Um estudo liderado por Whittaker mostrou que a variante Manaus é entre 1,4 e 2,2 vezes mais transmissível do que o vírus original.

A pesquisa também revela que P.1 é capaz de escapar da resposta imune de infecções anteriores em 25% a 61% dos casos.

Ou seja, pode causar reinfecções em indivíduos que já tiveram covid-19.

E as reinfecções são outro ingrediente importante para mutações perigosas, diz Peter Baker, do Imperial College London.

Quando essas variantes entram em contato com pessoas que já foram infectadas, há uma pressão para que sofram mais mutações, para encontrar uma forma de reinfectar pessoas previamente imunizadas”, diz ele.

A combinação de um surto anterior com um novo surto importante, em que pessoas que já têm imunidade são reinfectadas, cria um ambiente propício a mutações. Acreditamos que foi o que aconteceu no contexto brasileiro”.

Um risco para todos

Além de já se expandir por todo o território brasileiro, a variante Manaus já foi detectada em 25 países, apesar de várias nações terem cancelado voos para o Brasil e imposto quarentenas e covid-19 testes a todos que cheguei da América do Sul país.

Isso revela que doenças não controladas em um país colocam outras nações em risco.

Se o Brasil puder replicar o vírus de forma descontrolada, essas variantes podem emergir e viajar para qualquer lugar”, diz o virologista Julian Tang, da Universidade de Leicester.

Se você tem um celeiro de produção de vírus em um país, se você não controla a transmissão, você vai ter mutações que são produzidas por seleção natural, se essas variantes viajarem pelo mundo e algumas delas escaparem total ou parcialmente das vacinas, por claro que é um risco.

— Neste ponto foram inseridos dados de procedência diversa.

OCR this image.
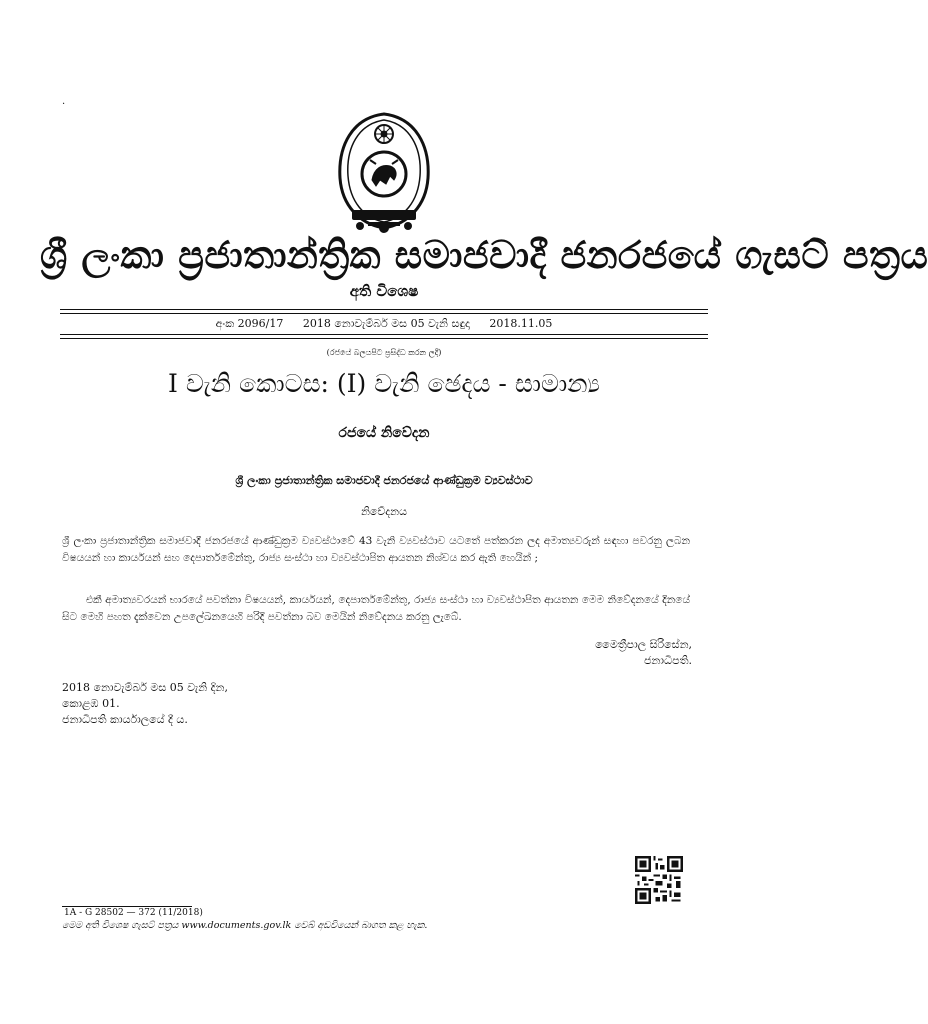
.
ශ්‍රී ලංකා ප්‍රජාතාන්ත්‍රික සමාජවාදී ජනරජයේ ගැසට් පත්‍රය
අති විශෙෂ
අංක 2096/17 2018 නොවැම්බර් මස 05 වැනි සඳුදා 2018.11.05
(රජයේ බලයපිට ප්‍රසිද්ධ කරන ලදී)
I වැනි කොටස: (I) වැනි ඡෙදය - සාමාන්‍ය
රජයේ නිවේදන
ශ්‍රී ලංකා ප්‍රජාතාන්ත්‍රික සමාජවාදී ජනරජයේ ආණ්ඩුක්‍රම ව්‍යවස්ථාව
නිවේදනය
ශ්‍රී ලංකා ප්‍රජාතාන්ත්‍රික සමාජවාදී ජනරජයේ ආණ්ඩුක්‍රම ව්‍යවස්ථාවේ 43 වැනි ව්‍යවස්ථාව යටතේ පත්කරන ලද අමාත්‍යවරුන් සඳහා පවරනු ලබන විෂයයන් හා කාර්යයන් සහ දෙපාර්තමේන්තු, රාජ්‍ය සංස්ථා හා ව්‍යවස්ථාපිත ආයතන නිශ්චය කර ඇති හෙයින් ;
එකී අමාත්‍යවරයන් භාරයේ පවත්නා විෂයයන්, කාර්යයන්, දෙපාර්තමේන්තු, රාජ්‍ය සංස්ථා හා ව්‍යවස්ථාපිත ආයතන මෙම නිවේදනයේ දිනයේ සිට මෙහි පහත දැක්වෙන උපලේඛනයෙහි පරිදි පවත්නා බව මෙයින් නිවේදනය කරනු ලැබේ.
මෛත්‍රීපාල සිරිසේන,
ජනාධිපති.
2018 නොවැම්බර් මස 05 වැනි දින,
කොළඹ 01.
ජනාධිපති කාර්යාලයේ දී ය.
1A - G 28502 — 372 (11/2018)
මෙම අති විශෙෂ ගැසට් පත්‍රය www.documents.gov.lk වෙබ් අඩවියෙන් බාගත කළ හැක.
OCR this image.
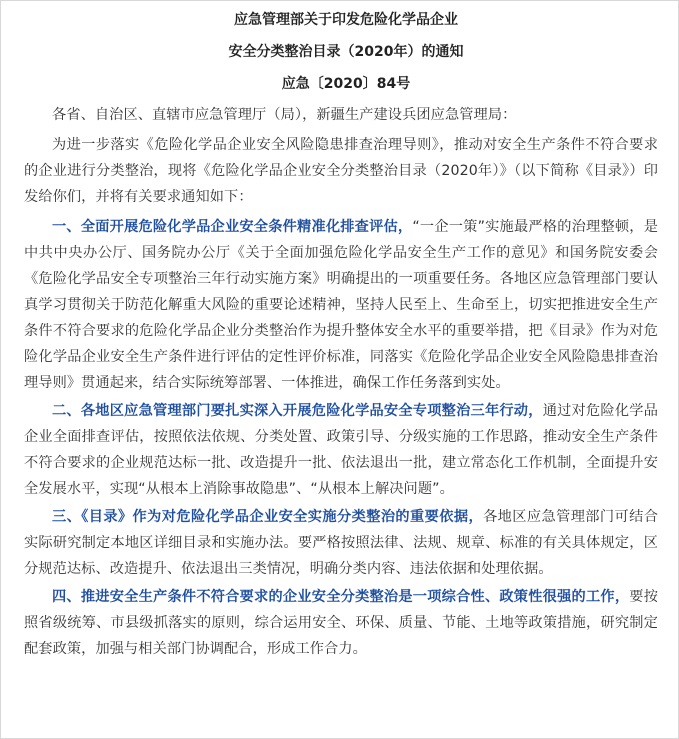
应急管理部关于印发危险化学品企业

安全分类整治目录（2020年）的通知

应急〔2020〕84号

各省、自治区、直辖市应急管理厅（局），新疆生产建设兵团应急管理局：

为进一步落实《危险化学品企业安全风险隐患排查治理导则》，推动对安全生产条件不符合要求的企业进行分类整治，现将《危险化学品企业安全分类整治目录（2020年）》（以下简称《目录》）印发给你们，并将有关要求通知如下：

一、全面开展危险化学品企业安全条件精准化排查评估，“一企一策”实施最严格的治理整顿，是中共中央办公厅、国务院办公厅《关于全面加强危险化学品安全生产工作的意见》和国务院安委会《危险化学品安全专项整治三年行动实施方案》明确提出的一项重要任务。各地区应急管理部门要认真学习贯彻关于防范化解重大风险的重要论述精神，坚持人民至上、生命至上，切实把推进安全生产条件不符合要求的危险化学品企业分类整治作为提升整体安全水平的重要举措，把《目录》作为对危险化学品企业安全生产条件进行评估的定性评价标准，同落实《危险化学品企业安全风险隐患排查治理导则》贯通起来，结合实际统筹部署、一体推进，确保工作任务落到实处。

二、各地区应急管理部门要扎实深入开展危险化学品安全专项整治三年行动，通过对危险化学品企业全面排查评估，按照依法依规、分类处置、政策引导、分级实施的工作思路，推动安全生产条件不符合要求的企业规范达标一批、改造提升一批、依法退出一批，建立常态化工作机制，全面提升安全发展水平，实现“从根本上消除事故隐患”、“从根本上解决问题”。

三、《目录》作为对危险化学品企业安全实施分类整治的重要依据，各地区应急管理部门可结合实际研究制定本地区详细目录和实施办法。要严格按照法律、法规、规章、标准的有关具体规定，区分规范达标、改造提升、依法退出三类情况，明确分类内容、违法依据和处理依据。

四、推进安全生产条件不符合要求的企业安全分类整治是一项综合性、政策性很强的工作，要按照省级统筹、市县级抓落实的原则，综合运用安全、环保、质量、节能、土地等政策措施，研究制定配套政策，加强与相关部门协调配合，形成工作合力。
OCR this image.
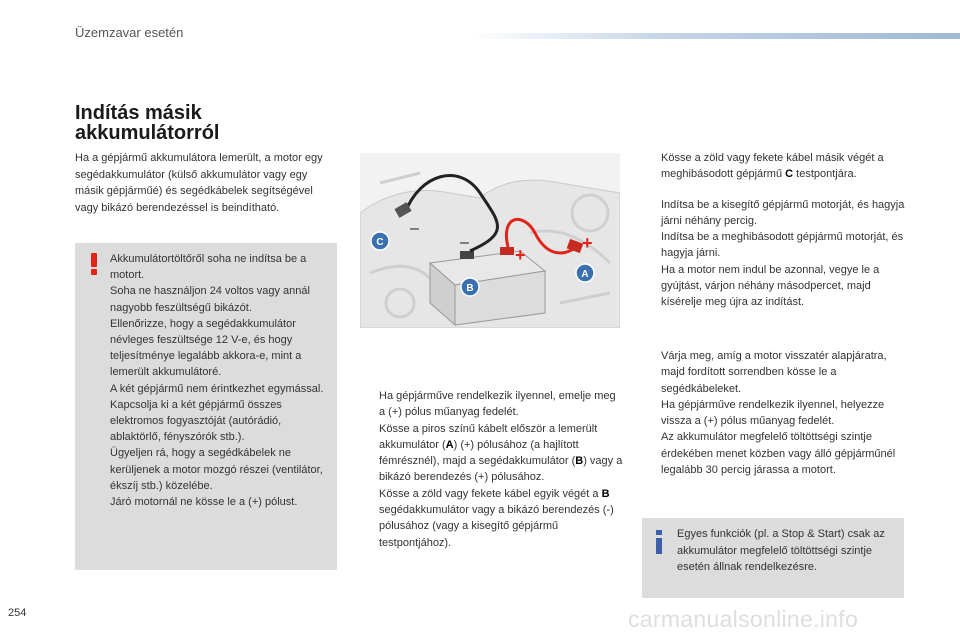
Üzemzavar esetén
Indítás másik
akkumulátorról

Ha a gépjármű akkumulátora lemerült, a motor egy segédakkumulátor (külső akkumulátor vagy egy másik gépjárműé) és segédkábelek segítségével vagy bikázó berendezéssel is beindítható.

Akkumulátortöltőről soha ne indítsa be a motort.
Soha ne használjon 24 voltos vagy annál nagyobb feszültségű bikázót.
Ellenőrizze, hogy a segédakkumulátor névleges feszültsége 12 V-e, és hogy teljesítménye legalább akkora-e, mint a lemerült akkumulátoré.
A két gépjármű nem érintkezhet egymással.
Kapcsolja ki a két gépjármű összes elektromos fogyasztóját (autórádió, ablaktörlő, fényszórók stb.).
Ügyeljen rá, hogy a segédkábelek ne kerüljenek a motor mozgó részei (ventilátor, ékszíj stb.) közelébe.
Járó motornál ne kösse le a (+) pólust.
–
–	+
+
C
B
A
Ha gépjárműve rendelkezik ilyennel, emelje meg a (+) pólus műanyag fedelét.
Kösse a piros színű kábelt először a lemerült akkumulátor (A) (+) pólusához (a hajlított fémrésznél), majd a segédakkumulátor (B) vagy a bikázó berendezés (+) pólusához.
Kösse a zöld vagy fekete kábel egyik végét a B segédakkumulátor vagy a bikázó berendezés (-) pólusához (vagy a kisegítő gépjármű testpontjához).
Kösse a zöld vagy fekete kábel másik végét a meghibásodott gépjármű C testpontjára.
Indítsa be a kisegítő gépjármű motorját, és hagyja járni néhány percig.
Indítsa be a meghibásodott gépjármű motorját, és hagyja járni.
Ha a motor nem indul be azonnal, vegye le a gyújtást, várjon néhány másodpercet, majd kísérelje meg újra az indítást.
Várja meg, amíg a motor visszatér alapjáratra, majd fordított sorrendben kösse le a segédkábeleket.
Ha gépjárműve rendelkezik ilyennel, helyezze vissza a (+) pólus műanyag fedelét.
Az akkumulátor megfelelő töltöttségi szintje érdekében menet közben vagy álló gépjárműnél legalább 30 percig járassa a motort.
Egyes funkciók (pl. a Stop & Start) csak az akkumulátor megfelelő töltöttségi szintje esetén állnak rendelkezésre.
254	carmanualsonline.info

Pesquisadores ouvidos pela BBC News Brasil avaliam que a vacinação em massa, combinada com medidas de restrição do contato social, como confinamentos, uso de máscaras e fechamento de negócios, são importantes para conter as altas taxas de infecção e prevenir novas mutações, enquanto a imunização avança .

Ninguém está seguro até que estejamos todos seguros. E garantir a segurança significa limitar a possibilidade de surgimento de variantes. As medidas de controle são úteis para conseguir isso, mas talvez seja ainda mais importante garantir uma estratégia de vacinação global justa.

Isso significa que nenhum país deve ser deixado para trás“, proclama Charlie Whittaker, do Imperial College London.

Nos ajude a espalhar essa matéria entre seus amigos e grupos em que você participa.